角川文庫08年2月刊 島本理生 ナラタージュ

ナラタージュ (角川文庫)

ナラタージュ (角川文庫)

ナラタージュ」の意味は小林信彦の「映画×東京とっておき雑学ノート」でつい最近知りました。プレストン・スタージェスという1930年代のハリウッド脚本家が「力と栄光」という映画で“ナラタージュ”という技法を最初に使ったのだそうだ。

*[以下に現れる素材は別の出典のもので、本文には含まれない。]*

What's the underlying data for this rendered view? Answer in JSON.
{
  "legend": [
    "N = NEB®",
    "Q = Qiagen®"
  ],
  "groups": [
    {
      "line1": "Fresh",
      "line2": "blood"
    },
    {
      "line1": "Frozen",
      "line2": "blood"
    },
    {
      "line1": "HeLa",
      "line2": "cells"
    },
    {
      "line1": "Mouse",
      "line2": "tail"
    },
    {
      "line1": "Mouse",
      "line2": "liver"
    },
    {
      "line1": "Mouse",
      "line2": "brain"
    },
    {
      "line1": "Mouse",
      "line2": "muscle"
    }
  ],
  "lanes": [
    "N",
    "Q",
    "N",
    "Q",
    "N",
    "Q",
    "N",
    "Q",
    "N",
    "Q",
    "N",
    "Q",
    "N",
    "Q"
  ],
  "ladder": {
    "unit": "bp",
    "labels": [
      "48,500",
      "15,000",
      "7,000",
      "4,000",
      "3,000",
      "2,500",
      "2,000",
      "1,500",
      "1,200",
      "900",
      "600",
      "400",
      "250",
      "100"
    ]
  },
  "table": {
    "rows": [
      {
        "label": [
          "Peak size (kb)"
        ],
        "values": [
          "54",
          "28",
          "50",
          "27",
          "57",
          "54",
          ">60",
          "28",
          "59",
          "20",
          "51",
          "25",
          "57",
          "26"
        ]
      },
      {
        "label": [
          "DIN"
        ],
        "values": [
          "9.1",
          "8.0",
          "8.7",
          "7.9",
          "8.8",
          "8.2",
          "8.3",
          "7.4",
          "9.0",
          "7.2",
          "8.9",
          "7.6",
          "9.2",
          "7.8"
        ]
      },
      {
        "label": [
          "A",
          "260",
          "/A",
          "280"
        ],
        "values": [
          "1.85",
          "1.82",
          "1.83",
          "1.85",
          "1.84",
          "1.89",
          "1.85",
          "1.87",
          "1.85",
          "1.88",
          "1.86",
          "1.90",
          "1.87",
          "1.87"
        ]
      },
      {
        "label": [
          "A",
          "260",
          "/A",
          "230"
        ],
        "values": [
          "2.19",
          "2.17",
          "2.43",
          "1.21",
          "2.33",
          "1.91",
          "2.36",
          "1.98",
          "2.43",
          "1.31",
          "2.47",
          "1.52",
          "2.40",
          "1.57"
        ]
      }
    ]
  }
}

前略…<ナラタージュ>は<ナレーション(語り)>と<モンタージュ>の合成語である。─と書くと、むずかしく見えるが、いまや、誰でも知ってる手法です。
よくあるでしょう。たとえば、いきなり、主人公がブタ箱に入れられている。主役だから二枚目が演じるのだが、ひげがのびて、髪がクシャクシャになっている。
そこに、主人公の心の声がきこえてくる。「おれがあの女に会ったのは雨の夜で、道が濡れていた」といった画面外の声に合わせて、回想場面になる。これが<ナラタージュ>です。…(後略)
 「堀北真希、P・スタージェスの映画」より

無声映画からトーキーになったということは、音楽やセリフで映画鑑賞がラクチンになったということでなくドラマを重層的、構造的に表現しやすくなったということなのだね。
ま、タイトルの説明はどうでもよかったか。会話が整理されている─というより、活き活きせず棒読み状態なのはナラタージュ技法で回想しているわけなんですね。でもそれだったら会話に段落入れるなよと突っ込みたくなるけど。
わたしも振られたり振られたり…みたいな人生送っているので(淋しいが)恋愛の不成立みたいな機微に茶々は入れられないが、とはいえ主人公工藤泉の悲しみや苦しさが分かったわけではない。小野くんが「いただいちゃえば勝ち」的バカ青年だったせいで、そうでない高校教師に振り子が揺れすぎちゃったという、まあタイミングだけですよねと、苦笑いする読者のわたしです。なににしろその先は「赤い長靴」のながいながい夫婦生活が待ってるわけですしね。
母校の演劇部後輩がレイプされて自殺という展開、後味が悪いな。歯を折ったり釘が刺さったりとそうとう派手な暴行傷害事件じゃないか。いっそ演劇部全員で犯人探しに向かうとかベクトルの軌道を修正したほうががよいと思う─というか、そんなひどい自殺なのに主人公はといえば高校時代のいじめを傍観視した教師とやりあったりと、ドラマのための挿話というか場つくりみたいにみえた。小説全体の流れに棹をさしているとわたしには思えた。死が必要だったなら受験を苦にとか人生の意味を見失うとか、そんな理由での自殺でよかったのでは。
全体としてドラマが過ぎるというか、それこそナタラージュの妙(つまり主人公の主観入っちゃってる)かもしれないが行方不明の教師を東京都内で発見するとか、恋人のアパートから雨の中逃げ帰ると、電車の中の彼女の足許に水溜りがとか、これではあまりに演劇部だと引いちゃう。引かれちゃいかんよ、島本理生。やっぱもっとふつうの「赤い長靴」に繋がってゆく一人立ちした恋愛小説にしてほしいですね。